2. a) Suppose you are observing two stars, Star A and Star B. Star A is 3 magnitudes fainter than Star B. How much longer do you need to observe Star A to collect the same amount of energy in your detector as you do for Star B? 

If the fluxes of Star A and Star B are \(F_A\) and \(F_B\), their magnitudes (\(m_A\) and (\m_B\)) should obey the relationship \(\frac{F_A}{F_B} = 2.5^{m_B-m_A}\). Since Star B is 3 magnitudes brighter, \(\frac{F_A}{F_B} = 2.5^3 = 15.6\). We'd need to observe Star A for about 16 times longer to get the same amount of energy.

b) Stars have both an apparent magnitude, m, which is how bright they appear from the Earth. They also have an absolute magnitude, M, which is the apparent magnitude a star would have at D = 10pc. How does the apparent magnitude, m, of a star with absolute magnitude M, depend on its distance, d, from you? 

The flux of the star at distance d would be \(F_d = \frac{L}{4\pi d^2}\), so the flux at the standard distance of 10 pc would be \(F_D = \frac{L}{4\pi (10pc)^2}\). We can then take the ratio of the two and use that to solve for m.
\(10^{0.4(m-M)} = \frac{F_D}{F_d}\) which simplifies to \(\frac{d^2}{D^2}\)
\(0.4(m-M) = log(\frac{d^2}{D^2})\)
\(m-M = 2.5log(\frac{d^2}{D^2})\)
\(m = M+5log(\frac{d}{D})\) where D = 10pc.

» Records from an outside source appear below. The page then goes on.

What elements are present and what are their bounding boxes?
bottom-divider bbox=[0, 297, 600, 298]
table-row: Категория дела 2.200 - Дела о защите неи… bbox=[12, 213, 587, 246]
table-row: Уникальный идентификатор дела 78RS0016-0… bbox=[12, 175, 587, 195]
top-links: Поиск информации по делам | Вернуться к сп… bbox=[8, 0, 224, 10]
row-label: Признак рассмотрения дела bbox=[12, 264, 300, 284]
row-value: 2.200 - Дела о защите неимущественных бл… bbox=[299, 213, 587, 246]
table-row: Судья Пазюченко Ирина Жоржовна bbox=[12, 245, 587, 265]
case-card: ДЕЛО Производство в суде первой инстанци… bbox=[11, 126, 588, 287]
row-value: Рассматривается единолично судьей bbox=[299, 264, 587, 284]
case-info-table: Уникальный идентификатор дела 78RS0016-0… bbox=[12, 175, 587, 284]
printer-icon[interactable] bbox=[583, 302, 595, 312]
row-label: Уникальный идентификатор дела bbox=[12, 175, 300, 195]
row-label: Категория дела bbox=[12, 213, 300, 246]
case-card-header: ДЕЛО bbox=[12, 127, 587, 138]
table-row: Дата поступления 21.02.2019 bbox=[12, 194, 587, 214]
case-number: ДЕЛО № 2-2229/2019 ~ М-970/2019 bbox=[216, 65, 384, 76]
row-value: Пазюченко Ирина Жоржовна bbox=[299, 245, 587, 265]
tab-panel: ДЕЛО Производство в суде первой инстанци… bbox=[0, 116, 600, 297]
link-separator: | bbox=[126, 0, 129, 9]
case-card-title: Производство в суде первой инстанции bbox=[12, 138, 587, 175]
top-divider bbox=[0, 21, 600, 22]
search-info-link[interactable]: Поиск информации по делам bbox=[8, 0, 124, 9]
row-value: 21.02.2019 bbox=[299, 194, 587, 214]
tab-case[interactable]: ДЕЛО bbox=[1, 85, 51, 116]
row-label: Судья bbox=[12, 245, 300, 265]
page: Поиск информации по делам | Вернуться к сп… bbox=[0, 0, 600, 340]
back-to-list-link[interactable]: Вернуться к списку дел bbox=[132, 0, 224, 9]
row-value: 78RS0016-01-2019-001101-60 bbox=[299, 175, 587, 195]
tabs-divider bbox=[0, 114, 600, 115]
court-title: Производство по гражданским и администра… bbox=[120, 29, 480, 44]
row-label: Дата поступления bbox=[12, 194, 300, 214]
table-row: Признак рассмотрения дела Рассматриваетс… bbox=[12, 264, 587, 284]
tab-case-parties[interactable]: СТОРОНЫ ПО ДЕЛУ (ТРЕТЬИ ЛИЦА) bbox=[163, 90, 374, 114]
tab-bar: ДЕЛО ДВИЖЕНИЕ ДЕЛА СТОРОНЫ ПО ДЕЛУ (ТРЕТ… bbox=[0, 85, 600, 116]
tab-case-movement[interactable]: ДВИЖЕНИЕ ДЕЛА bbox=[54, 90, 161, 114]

c) What is the star's parallax in terms of its apparent and absolute magnitude? 

We can rewrite the equation above to solve for d instead of m.
\(d = D*10^{0.2(m-M)}\)
We can then plug this into the parallax equation, \(\theta = \frac{1AU}{d}\).
\(\theta = \frac{1AU}{D*10^{0.2(m-M)}}\) where D = 10pc.